IRS preps Web for quarterly tax payments

IRS preps Web for quarterly tax payments

When the IRS this month added a Web component to its 5-year-old Electronic Federal Tax Payment System [GCN, Sept. 10, Page 7], tax processing intermediaries cheered louder than taxpayers.

'The next adopters will be individuals who make quarterly estimated tax payments,' said James L. Fox, president of govOne Solutions LP of Denver. 'What people are really looking for is interacting with the government more efficiently.'

GovOne is a subcontractor to Bank of America Corp., which processes EFTPS payments for the IRS in the southern half of the United States.

EFTPS has collected $6 trillion in taxes from 3.5 million businesses in the last five years via PC software and an interactive voice response telephone system.

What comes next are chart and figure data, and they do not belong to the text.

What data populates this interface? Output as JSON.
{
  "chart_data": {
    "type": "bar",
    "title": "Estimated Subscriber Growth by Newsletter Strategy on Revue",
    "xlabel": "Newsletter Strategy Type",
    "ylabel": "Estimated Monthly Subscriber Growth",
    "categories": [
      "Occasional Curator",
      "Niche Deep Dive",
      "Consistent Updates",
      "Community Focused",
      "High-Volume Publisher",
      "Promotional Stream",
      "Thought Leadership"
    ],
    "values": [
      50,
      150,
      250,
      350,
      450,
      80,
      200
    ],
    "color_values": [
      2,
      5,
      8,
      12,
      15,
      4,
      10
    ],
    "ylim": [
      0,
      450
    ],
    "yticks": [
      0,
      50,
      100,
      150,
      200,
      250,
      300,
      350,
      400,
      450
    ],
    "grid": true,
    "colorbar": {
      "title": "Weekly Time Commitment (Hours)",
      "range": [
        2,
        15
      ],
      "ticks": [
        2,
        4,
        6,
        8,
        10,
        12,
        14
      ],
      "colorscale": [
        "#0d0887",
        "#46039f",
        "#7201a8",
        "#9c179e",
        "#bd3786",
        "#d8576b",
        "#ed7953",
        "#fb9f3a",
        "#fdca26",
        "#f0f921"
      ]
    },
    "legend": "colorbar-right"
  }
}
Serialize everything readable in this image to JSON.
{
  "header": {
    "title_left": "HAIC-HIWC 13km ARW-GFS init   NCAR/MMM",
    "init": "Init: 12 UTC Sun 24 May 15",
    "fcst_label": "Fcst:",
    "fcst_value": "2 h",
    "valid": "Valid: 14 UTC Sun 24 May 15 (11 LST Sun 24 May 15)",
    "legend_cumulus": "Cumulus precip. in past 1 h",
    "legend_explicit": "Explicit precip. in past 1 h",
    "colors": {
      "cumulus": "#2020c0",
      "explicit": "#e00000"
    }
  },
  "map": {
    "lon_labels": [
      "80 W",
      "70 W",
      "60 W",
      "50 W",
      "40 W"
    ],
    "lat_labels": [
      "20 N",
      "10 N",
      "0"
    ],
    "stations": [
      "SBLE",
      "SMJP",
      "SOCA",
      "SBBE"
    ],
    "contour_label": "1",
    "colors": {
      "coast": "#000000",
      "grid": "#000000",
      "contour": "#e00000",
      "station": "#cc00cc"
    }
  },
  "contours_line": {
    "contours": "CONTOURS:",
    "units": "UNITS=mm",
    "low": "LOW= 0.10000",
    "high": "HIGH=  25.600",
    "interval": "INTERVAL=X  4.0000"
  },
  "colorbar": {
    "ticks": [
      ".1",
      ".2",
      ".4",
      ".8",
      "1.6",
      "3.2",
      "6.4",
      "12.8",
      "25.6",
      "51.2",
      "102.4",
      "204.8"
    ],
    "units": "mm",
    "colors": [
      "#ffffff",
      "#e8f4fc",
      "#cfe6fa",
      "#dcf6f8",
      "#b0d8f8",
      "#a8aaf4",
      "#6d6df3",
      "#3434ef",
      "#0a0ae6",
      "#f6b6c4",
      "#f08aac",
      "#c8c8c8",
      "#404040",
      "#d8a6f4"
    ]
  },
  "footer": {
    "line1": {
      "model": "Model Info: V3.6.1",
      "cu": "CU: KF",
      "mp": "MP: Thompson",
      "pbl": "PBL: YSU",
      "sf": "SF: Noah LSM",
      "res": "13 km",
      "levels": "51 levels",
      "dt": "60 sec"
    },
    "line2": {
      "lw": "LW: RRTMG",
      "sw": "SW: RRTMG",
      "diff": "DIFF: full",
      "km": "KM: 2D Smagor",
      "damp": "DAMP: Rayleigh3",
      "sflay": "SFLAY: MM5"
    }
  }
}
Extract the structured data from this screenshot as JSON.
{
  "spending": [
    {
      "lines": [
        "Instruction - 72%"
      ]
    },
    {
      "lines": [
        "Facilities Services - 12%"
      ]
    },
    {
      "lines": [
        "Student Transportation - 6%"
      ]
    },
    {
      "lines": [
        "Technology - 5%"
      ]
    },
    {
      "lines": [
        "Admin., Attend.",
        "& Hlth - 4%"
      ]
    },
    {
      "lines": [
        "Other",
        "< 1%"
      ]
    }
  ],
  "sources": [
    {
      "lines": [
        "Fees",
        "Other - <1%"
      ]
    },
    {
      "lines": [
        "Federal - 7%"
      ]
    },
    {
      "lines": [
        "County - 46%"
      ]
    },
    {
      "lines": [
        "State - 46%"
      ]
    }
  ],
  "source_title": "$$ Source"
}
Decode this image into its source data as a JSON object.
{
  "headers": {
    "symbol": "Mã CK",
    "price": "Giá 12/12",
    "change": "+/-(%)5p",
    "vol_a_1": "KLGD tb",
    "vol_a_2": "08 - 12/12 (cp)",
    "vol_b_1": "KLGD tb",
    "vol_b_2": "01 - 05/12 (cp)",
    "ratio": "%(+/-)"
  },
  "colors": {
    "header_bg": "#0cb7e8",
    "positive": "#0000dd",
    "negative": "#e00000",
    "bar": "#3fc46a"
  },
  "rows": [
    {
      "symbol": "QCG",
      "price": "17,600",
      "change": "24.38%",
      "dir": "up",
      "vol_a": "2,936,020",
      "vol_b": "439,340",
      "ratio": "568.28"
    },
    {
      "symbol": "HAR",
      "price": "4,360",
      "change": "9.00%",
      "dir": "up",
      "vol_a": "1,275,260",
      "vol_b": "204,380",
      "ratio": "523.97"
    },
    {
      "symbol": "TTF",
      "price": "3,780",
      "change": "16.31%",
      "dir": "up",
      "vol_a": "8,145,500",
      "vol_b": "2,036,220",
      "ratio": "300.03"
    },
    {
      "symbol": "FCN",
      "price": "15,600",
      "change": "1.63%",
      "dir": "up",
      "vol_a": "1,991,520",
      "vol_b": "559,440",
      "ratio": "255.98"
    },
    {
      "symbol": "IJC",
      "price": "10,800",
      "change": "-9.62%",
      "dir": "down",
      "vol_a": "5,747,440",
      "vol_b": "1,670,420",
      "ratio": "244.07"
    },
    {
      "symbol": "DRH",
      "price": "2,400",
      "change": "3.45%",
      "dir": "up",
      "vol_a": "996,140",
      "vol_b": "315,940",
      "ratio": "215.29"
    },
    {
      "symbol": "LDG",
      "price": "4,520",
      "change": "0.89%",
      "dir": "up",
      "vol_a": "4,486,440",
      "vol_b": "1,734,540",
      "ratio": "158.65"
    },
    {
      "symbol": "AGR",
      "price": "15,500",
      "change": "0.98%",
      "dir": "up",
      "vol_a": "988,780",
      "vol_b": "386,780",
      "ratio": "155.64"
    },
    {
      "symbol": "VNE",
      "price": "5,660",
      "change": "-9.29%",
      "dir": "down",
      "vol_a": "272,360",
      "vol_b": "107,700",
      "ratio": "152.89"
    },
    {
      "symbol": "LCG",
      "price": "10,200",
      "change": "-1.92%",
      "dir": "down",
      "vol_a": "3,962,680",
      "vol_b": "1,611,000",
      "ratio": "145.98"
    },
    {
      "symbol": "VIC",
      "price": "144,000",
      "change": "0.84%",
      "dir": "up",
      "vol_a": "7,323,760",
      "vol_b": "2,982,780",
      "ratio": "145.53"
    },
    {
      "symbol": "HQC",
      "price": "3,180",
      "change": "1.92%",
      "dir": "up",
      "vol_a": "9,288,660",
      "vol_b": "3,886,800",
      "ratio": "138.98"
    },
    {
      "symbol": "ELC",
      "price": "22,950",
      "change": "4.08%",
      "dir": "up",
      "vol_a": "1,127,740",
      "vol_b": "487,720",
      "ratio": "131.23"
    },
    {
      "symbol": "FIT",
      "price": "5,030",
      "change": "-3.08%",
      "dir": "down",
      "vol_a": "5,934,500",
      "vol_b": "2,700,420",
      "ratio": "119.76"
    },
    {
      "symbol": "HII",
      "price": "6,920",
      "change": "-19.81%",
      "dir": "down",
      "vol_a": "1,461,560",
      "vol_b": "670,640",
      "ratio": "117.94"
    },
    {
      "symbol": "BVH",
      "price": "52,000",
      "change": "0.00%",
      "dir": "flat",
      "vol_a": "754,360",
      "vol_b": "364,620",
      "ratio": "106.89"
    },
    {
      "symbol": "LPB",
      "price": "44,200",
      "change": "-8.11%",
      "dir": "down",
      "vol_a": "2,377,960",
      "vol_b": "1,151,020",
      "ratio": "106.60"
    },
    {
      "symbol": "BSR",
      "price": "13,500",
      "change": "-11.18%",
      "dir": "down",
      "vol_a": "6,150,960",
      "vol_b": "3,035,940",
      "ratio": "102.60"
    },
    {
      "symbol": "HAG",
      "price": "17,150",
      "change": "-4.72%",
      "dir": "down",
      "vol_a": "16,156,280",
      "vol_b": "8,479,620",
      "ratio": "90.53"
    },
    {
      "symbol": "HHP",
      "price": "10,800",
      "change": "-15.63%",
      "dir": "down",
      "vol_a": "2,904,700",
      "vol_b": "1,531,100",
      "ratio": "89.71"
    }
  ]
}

Not until now has it accepted payment data over the Web.

For the time being, taxpayers must have kits with personal identification numbers and passwords before they can go to two separate sites to file and to send money from their bank accounts. IRS officials plan eventually to merge the two sites.

Meanwhile, tax intermediaries are tailoring software to calculate and remit sales tax by jurisdiction'a necessary step for taxing interstate catalog and online purchases.

Although state and local officials are eager to tap that revenue stream, they have been stymied for years by the complexity of assessing and apportioning such taxes.

Fox said his company acquired Taxware International Inc. of Salem, Mass., to provide the tax software for a one-year pilot now under way in Kansas, Michigan, North Carolina and Wisconsin.

Charles Collins, director of the North Carolina sales and use tax division, said the pilot will 'modernize sales and use tax administration.'

Catalog and online merchants will use the state-certified Streamlined Sales Tax Project software, hosted on the Web by Taxware and Hewlett-Packard Co., to remit the proper taxes electronically to various state and local taxing jurisdictions.

'National merchants want a faster, better, cheaper way to remit to the proper taxing authorities and avoid audit issues,' Fox said.